Tuesday, June 26, 2018

More Things You Should Never Do in the Kernel

Some things should never be done in the (Linux) kernel

One should never read a file from within the kernel, said Greg Kroah-Hartman in 2005. Nevertheless, he published some code showing how to read a file from within the kernel. That's the reality, and advantage, of open-source software: You can do anything you can code, just don't expect it to be merged upstream.

As part of a research project, I recently had to read an entire file system from within the kernel. The idea is to investigate the kernel's view of the system--files, processes, resources--and compare the results with those reported from user space. If there is a discrepancy, it could be due to malware or instability.

I'm not the only one

The code published by Kroah-Hartman is long-ago broken by changes in the linux kernel, so I started looking around in the current upstream sources for options.

It turns out that the current upstream kernel (4.17.2 at the time of this writing) does have some exported symbols for doing some things that "should never be done:"
  • reading and writing files
  • reading and writing sockets
  • investigating open files
These symbols were likely merged because of the need for kernel drivers to load firmware or other binary material, which is becoming an increasingly common thing in Linux.

Reading and Writing Files

If you need to read from and write to files, you can use the symbols kernel_read and kernel_write, which are prototyped in include/linux/fs.h. Here are user-like wrapper functions I wrote to generalize these two symbols. They allow you to open the file using a path:

#include <linux/fs.h>

ssize_t
write_file(char *name, void *buf, size_t count, loff_t *pos)
{
ssize_t ccode;
struct file *f;
f = filp_open(name, O_WRONLY, 0);
if (f) {
ccode = kernel_write(f, buf, count, pos);
if (ccode < 0) {
pr_err("Unable to write file: %s (%ld)", name, ccode);
filp_close(f, 0);
return ccode;
}
} else {
ccode = -EBADF;
pr_err("Unable to open file: %s (%ld)", name, ccode);
}
return ccode;
}

ssize_t
read_file(char *name, void *buf, size_t count, loff_t *pos)
{
ssize_t ccode;
struct file *f;
f = filp_open(name, O_RDONLY, 0);
if (f) {
ccode = kernel_read(f, buf, count, pos);
if (ccode < 0) {
pr_err("Unable to read file: %s (%ld)", name, ccode);
filp_close(f, 0);
return ccode;
}
filp_close(f, 0);
} else {
ccode = -EBADF;
  pr_err("Unable to open file: %s (%ld)", name, ccode);
}
return ccode;
}


/proc and /sys

It turns out that these functions work with /proc/ and /sys/ files, with some additional helper code that I will publish shortly.

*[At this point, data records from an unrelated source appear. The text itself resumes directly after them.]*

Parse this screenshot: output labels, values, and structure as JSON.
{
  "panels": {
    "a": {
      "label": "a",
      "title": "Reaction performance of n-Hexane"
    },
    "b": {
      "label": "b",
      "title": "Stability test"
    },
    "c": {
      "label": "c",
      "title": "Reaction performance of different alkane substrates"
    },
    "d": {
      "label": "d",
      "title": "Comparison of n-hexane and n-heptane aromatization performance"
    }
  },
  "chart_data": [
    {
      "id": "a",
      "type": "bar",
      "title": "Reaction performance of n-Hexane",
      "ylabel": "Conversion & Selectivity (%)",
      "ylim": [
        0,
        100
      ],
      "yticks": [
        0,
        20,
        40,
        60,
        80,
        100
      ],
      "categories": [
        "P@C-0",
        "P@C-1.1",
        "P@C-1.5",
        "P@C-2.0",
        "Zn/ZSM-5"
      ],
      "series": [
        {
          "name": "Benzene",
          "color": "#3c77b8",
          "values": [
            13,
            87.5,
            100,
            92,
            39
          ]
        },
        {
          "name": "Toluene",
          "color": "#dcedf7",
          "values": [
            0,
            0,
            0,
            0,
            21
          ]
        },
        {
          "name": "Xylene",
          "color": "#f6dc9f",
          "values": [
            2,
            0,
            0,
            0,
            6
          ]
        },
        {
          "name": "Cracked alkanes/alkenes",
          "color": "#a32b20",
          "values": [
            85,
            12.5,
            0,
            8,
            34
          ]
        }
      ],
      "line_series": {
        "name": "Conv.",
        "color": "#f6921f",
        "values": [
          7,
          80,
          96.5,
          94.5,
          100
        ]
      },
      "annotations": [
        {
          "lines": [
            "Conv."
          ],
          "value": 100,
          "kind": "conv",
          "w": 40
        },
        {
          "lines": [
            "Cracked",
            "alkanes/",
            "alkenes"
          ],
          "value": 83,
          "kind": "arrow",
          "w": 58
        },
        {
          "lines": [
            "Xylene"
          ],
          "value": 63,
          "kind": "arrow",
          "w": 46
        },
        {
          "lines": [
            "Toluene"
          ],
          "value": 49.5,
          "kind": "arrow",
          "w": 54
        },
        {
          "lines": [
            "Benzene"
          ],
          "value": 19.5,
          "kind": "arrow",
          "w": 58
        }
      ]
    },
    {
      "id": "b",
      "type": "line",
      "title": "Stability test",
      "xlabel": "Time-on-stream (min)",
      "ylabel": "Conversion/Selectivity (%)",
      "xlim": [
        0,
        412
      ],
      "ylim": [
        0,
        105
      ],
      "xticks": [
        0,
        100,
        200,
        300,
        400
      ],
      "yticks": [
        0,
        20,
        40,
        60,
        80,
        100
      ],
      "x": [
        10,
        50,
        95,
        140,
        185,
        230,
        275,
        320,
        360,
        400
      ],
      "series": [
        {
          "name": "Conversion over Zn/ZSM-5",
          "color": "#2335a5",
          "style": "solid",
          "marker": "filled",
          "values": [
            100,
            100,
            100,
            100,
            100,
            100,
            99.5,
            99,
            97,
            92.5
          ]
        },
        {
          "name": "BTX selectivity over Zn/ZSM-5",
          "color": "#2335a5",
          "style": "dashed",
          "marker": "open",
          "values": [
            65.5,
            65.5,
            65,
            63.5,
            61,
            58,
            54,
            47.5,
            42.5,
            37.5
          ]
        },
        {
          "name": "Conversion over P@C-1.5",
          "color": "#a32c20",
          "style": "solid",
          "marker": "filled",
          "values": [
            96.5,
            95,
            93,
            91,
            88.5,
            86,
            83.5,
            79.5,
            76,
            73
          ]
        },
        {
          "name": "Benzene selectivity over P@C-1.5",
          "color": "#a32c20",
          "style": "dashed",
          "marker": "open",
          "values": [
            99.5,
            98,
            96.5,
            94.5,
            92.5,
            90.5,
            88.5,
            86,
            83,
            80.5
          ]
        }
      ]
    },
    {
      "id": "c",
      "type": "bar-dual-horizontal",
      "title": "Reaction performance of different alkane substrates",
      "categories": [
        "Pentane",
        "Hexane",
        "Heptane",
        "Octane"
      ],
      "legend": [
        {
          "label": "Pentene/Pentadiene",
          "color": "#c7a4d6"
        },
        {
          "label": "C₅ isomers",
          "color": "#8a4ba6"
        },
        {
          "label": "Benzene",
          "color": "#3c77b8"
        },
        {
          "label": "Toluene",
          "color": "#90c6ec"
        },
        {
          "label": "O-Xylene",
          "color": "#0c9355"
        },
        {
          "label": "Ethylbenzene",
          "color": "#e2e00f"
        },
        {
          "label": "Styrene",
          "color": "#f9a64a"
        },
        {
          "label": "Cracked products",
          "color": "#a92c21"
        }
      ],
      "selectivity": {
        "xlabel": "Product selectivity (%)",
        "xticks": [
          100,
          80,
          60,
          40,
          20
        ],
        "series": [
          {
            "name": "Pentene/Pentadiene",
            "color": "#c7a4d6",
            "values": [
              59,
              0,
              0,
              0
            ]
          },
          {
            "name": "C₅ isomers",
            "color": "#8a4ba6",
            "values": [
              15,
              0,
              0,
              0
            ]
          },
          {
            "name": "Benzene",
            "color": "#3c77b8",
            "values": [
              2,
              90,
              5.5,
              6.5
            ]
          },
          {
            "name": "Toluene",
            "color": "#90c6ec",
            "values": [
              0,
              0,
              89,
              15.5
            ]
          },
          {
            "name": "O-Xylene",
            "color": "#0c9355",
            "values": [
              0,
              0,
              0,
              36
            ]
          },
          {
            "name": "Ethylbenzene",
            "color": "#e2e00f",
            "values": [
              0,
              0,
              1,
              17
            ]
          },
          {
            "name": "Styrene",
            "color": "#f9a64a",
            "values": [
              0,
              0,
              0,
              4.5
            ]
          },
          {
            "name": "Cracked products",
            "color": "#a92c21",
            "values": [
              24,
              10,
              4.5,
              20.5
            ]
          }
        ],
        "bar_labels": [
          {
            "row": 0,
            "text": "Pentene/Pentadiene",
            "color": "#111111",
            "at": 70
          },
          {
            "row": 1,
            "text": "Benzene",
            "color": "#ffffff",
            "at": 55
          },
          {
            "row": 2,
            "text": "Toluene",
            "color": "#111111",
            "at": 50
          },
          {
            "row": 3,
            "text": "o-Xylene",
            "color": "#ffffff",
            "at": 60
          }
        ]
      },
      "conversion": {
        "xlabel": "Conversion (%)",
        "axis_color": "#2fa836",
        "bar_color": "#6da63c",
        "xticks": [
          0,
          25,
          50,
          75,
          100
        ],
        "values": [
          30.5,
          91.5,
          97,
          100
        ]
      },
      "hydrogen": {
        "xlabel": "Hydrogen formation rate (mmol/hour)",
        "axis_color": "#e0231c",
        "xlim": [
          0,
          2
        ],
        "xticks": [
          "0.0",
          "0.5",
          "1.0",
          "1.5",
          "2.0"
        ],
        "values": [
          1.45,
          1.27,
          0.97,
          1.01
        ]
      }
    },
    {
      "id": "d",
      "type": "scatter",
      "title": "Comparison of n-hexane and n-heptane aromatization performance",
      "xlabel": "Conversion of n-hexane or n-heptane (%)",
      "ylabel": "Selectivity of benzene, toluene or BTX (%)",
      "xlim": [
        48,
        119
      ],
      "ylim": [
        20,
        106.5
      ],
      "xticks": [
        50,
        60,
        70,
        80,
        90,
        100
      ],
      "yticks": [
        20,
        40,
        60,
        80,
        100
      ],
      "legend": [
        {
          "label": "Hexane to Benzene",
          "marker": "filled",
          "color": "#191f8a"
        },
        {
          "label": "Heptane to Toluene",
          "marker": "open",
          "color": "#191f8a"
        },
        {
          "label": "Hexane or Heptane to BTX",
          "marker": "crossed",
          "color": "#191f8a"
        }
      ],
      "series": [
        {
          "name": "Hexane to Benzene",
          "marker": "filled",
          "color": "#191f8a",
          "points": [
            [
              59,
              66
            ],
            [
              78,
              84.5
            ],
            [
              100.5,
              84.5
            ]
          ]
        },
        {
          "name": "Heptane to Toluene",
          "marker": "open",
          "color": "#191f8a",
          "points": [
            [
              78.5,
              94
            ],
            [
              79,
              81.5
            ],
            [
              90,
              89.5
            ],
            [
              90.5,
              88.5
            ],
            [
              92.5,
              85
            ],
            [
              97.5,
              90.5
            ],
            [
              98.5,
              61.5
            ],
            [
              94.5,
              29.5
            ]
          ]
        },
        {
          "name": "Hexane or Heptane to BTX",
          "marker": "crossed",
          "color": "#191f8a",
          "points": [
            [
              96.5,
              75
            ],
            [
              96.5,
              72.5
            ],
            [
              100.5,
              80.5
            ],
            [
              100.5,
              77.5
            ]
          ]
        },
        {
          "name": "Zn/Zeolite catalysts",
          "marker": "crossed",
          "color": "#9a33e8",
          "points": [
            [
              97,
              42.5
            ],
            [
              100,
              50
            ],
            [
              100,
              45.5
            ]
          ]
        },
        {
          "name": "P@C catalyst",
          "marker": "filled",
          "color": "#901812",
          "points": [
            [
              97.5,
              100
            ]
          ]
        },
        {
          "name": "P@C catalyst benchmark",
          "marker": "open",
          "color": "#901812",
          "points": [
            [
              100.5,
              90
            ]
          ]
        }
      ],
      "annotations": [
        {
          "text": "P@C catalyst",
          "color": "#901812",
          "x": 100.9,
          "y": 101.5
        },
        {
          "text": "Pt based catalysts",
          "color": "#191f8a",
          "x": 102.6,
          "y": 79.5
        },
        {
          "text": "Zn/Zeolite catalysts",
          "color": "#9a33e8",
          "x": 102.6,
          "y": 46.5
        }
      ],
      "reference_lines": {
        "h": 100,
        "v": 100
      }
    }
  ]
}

And they work with all the kernel vfs file systems. They will not work with user-space file systems such as fuse.

For example, my research kernel module can read /proc/1/mounts and send that file to an external monitor that will compare the data to the output of the user space mount command.

You probably shouldn't do this, unless you should

It's so much easier to read and write files from user space, and the consequences of a bug in your code are less severe. But the entire point of my current project is to get data from within the kernel and then compare that to what should be the same data obtained from user space.